Colonial takes the position that, except while hauling freight for it, Matthews’ operation of the tractor could not result in Colonial being liable to plaintiffs; that he was fulfilling an obligation under the lease in causing the repairs to be made, and road testing the tractor; there was no furtherance of the business of Colonial in doing so. Whether Colonial’s position is correct is not a settled matter of law under these facts. Whether Matthews was furthering his and Colonial’s mutual business while performing one of his obligations under the lease (i. e., acting within the line and scope of his employment), or was acting solely for his own benefit, is a question that the minds of reasonable men may answer differently when considering the same facts. See Cox and Stevens, supra.
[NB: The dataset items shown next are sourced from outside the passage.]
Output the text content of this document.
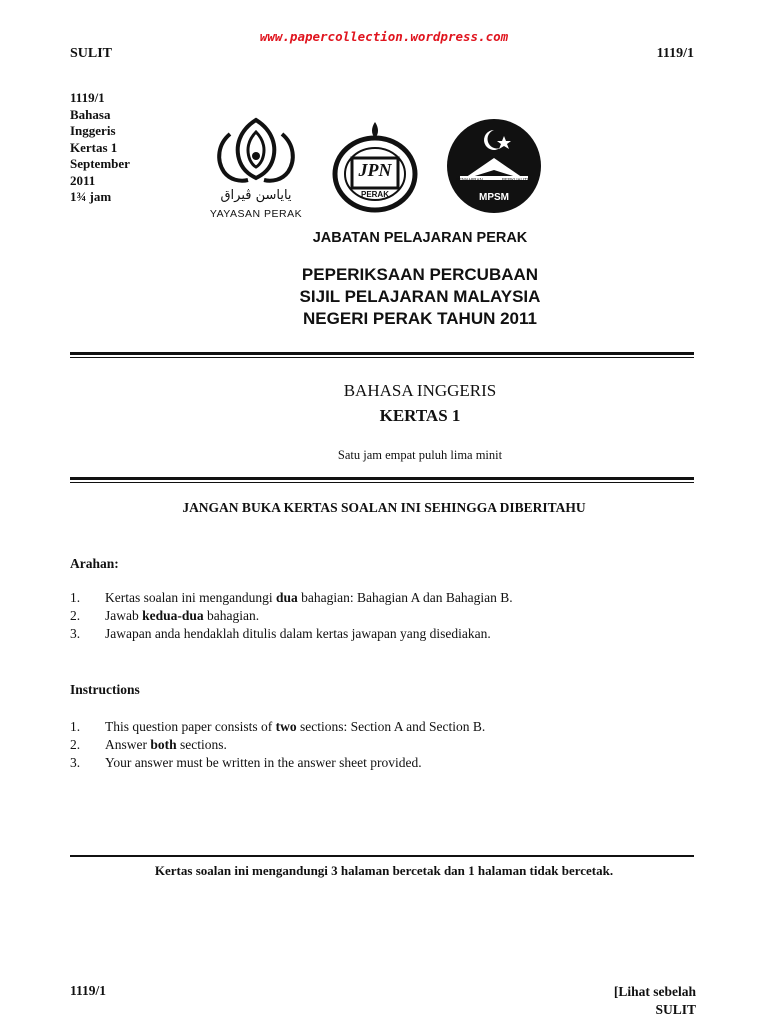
www.papercollection.wordpress.com
SULIT	1119/1
1119/1
Bahasa
Inggeris
Kertas 1
September
2011
1¾ jam	ياياسن ڤيراق
YAYASAN PERAK
JPN
PERAK
KEMAHIRAN	BERKUALITI
MPSM
JABATAN PELAJARAN PERAK
PEPERIKSAAN PERCUBAAN
SIJIL PELAJARAN MALAYSIA
NEGERI PERAK TAHUN 2011
BAHASA INGGERIS
KERTAS 1
Satu jam empat puluh lima minit
JANGAN BUKA KERTAS SOALAN INI SEHINGGA DIBERITAHU
Arahan:
1. Kertas soalan ini mengandungi dua bahagian: Bahagian A dan Bahagian B.
2. Jawab kedua-dua bahagian.
3. Jawapan anda hendaklah ditulis dalam kertas jawapan yang disediakan.
Instructions
1. This question paper consists of two sections: Section A and Section B.
2. Answer both sections.
3. Your answer must be written in the answer sheet provided.
Kertas soalan ini mengandungi 3 halaman bercetak dan 1 halaman tidak bercetak.
1119/1	[Lihat sebelah
SULIT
Those cases and Thomas v. Hubbert, 280 Ala. 302, 193 So.2d 746 (1966); Anderson v. Howard Hall Co., 272 Ala. 466, 131 So.2d 417 (1961); Hays v. Deaton Truck Line, Inc., 264 Ala. 442, 87 So.2d 825 (1956), and Deaton Truck Line, Inc. v. Acker, 261 Ala. 468, 74 So.2d 717 (1954), cited by Colonial to support its position, are each distinguishable on a single essential point; the operator of the tractor in question was engaged in activity solely for personal benefit.
There are genuine issues as to material facts, therefore, the judgments are reversed and the cases remanded.
REVERSED AND REMANDED.
HEFLIN, C. J., and BLOODWORTH, MADDOX, FAULKNER, ALMON and SHORES, JJ., concur.